Showing posts with label H.L.Spelman. Show all posts
Showing posts with label H.L.Spelman. Show all posts

Friday, January 6, 2012

Walking Backwards


The construction of this poem, consisting of so many dependent clauses revealing previous events and perceptions after the poet commences to speak of his walk, makes me think of someone attempting to conduct a tour of a neighborhood while walking backwards, spicing up his odd stride with a monologue that is unfocused at best. 

Song of the Unseen Bird / HL Spelman
To walk so long with her in so much quiet
Then hear that unseen bird, whose name
I don’t know, wouldn’t know where to find,
Singing somewhere among the leaf sheen,
Was to realize why, when his beloved hero-killer
Resolves at last to die, Homer gives us
Not the laments the sea nymphs wail
But the nonsense song of their limpid names
He makes up: Limnoreia and Doto and Proto
And sometimes there are no words
And Kallianassa and Kymodoke and Maera
And sometimes no words could be sad enough.
Ashwing, Seedquit, Spotted Larmer:
Tee-way tee-wee tee-wooo you sang to us.

The walking companions , he hopes, continue to be interested in the bits and pieces of facts and mythical factoids even as he falls backwards, tripping over a rake, a tree root upending a chuck of sidewalk, a rake left by a homeowner gone to the backyard to fetch a basket for the leaves he's raked up. This poem stumbles greatly and does easily blend the informative, the mythic and the incidental and the   mythic, say literary, into the sort of casual, seamless streamlined elegance we praise Billy Collins or, even better, Thomas Lux. There are too many grace notes for this poet to include, I think. 
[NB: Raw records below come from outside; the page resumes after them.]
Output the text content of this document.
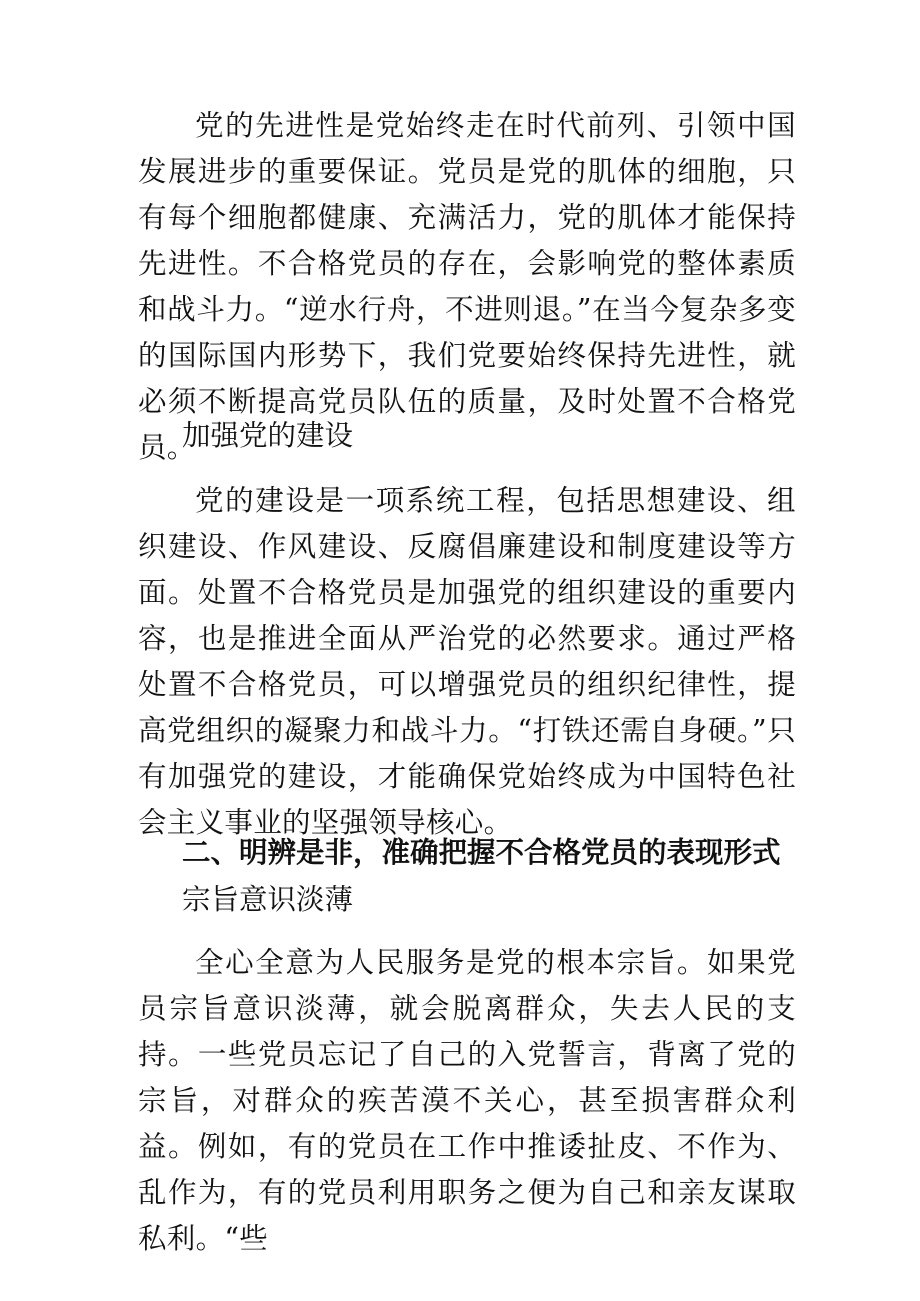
党的先进性是党始终走在时代前列、引领中国发展进步的重要保证。党员是党的肌体的细胞，只有每个细胞都健康、充满活力，党的肌体才能保持先进性。不合格党员的存在，会影响党的整体素质和战斗力。“逆水行舟，不进则退。”在当今复杂多变的国际国内形势下，我们党要始终保持先进性，就必须不断提高党员队伍的质量，及时处置不合格党员。

加强党的建设

党的建设是一项系统工程，包括思想建设、组织建设、作风建设、反腐倡廉建设和制度建设等方面。处置不合格党员是加强党的组织建设的重要内容，也是推进全面从严治党的必然要求。通过严格处置不合格党员，可以增强党员的组织纪律性，提高党组织的凝聚力和战斗力。“打铁还需自身硬。”只有加强党的建设，才能确保党始终成为中国特色社会主义事业的坚强领导核心。

二、明辨是非，准确把握不合格党员的表现形式

宗旨意识淡薄

全心全意为人民服务是党的根本宗旨。如果党员宗旨意识淡薄，就会脱离群众，失去人民的支持。一些党员忘记了自己的入党誓言，背离了党的宗旨，对群众的疾苦漠不关心，甚至损害群众利益。例如，有的党员在工作中推诿扯皮、不作为、乱作为，有的党员利用职务之便为自己和亲友谋取私利。“些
This is less about what the poet found out during a walk or what they saw that they hadn't seen before than it is about the poet's education; this is a world where everything he sees reminds him of something he's read , a tendency that seems like a condition rather than a bad habit. This poem is another bulging, overstuffed suitcase of intelligent chit chat, not a matching sock in the lot.A writer making use of other writer's work is not a tragedy in itself, but it is something that is fraught with risk. It's a delicate operation, as it goes, and it seems to work best when used with only the lightest, glancing touch, and the effect that works best, that is, seems the less preposterously over-thought, is when it produces an irony that might reveal how idealized and fallible our initial takes on people, places and things happen to be. Ideally, it achieves some insight about one's place in the world that does not bend obediently at the altar of art. Too often, though, the mentioning of other poems, poets, philosophies, spiritual precepts, traps the writer in an large, sealed container; he or she tends to mistake the sound of their voice echoing a stream of heady names and quotes to the the task at hand.

Spelman uses only one allusion, to Homer, in the work, and one can the problematic and brilliant TS Eliot as a poet who courted toxic levels of literary reference in is masterpiece "The Waste Land".One allusion this manhandled is too many, and I think the Homeric turn is a decisive move to force readers to consult old Penguin editions or Wikipedia. A poet as tin-eared as Spelman , as least tone deaf to euphony in this piece, seems to have a reflexive action that compels the writing to become about what he has read before, not about he is ostensibly trying to address . Harold Bloom has the idea of the anxiety of influence, a life long theory of his that states, simply expressed, that all writers are writing in the shadow of Great Writers before them, and that every poet, bar none, is writing in the shadow of Shakespeare. What makes the difference, though, is to what extent does one stop using literary allusions like badly planted foot notes along the stream of association and instead use the ideas as tools to tangibly pierce the veneer that cloisters our responses to events and circumstance. I would imagine greatness as being those writings that aid readers in imagining reality, life-in-itself, outside Plato's fabled cave. TS Eliot, with all his allusions criss crossing each other in his non-linear lyrics, was obsessed with seeing the world as no one else had seen it;l he had a vision of it being arid, sexless, full of the desiccated ruins of religious , political and aesthetic dogmas that failed to keep the world vital , full of purpose, meaning and order. Antisemitic and racist though he was, his poetry is a beautiful expanse of mood and dour music. Unlike so many others, including Pound and the majority of his American and English contemporaries, he had grit, he had gumption, he had an ear for a world he heard spinning off it's gears.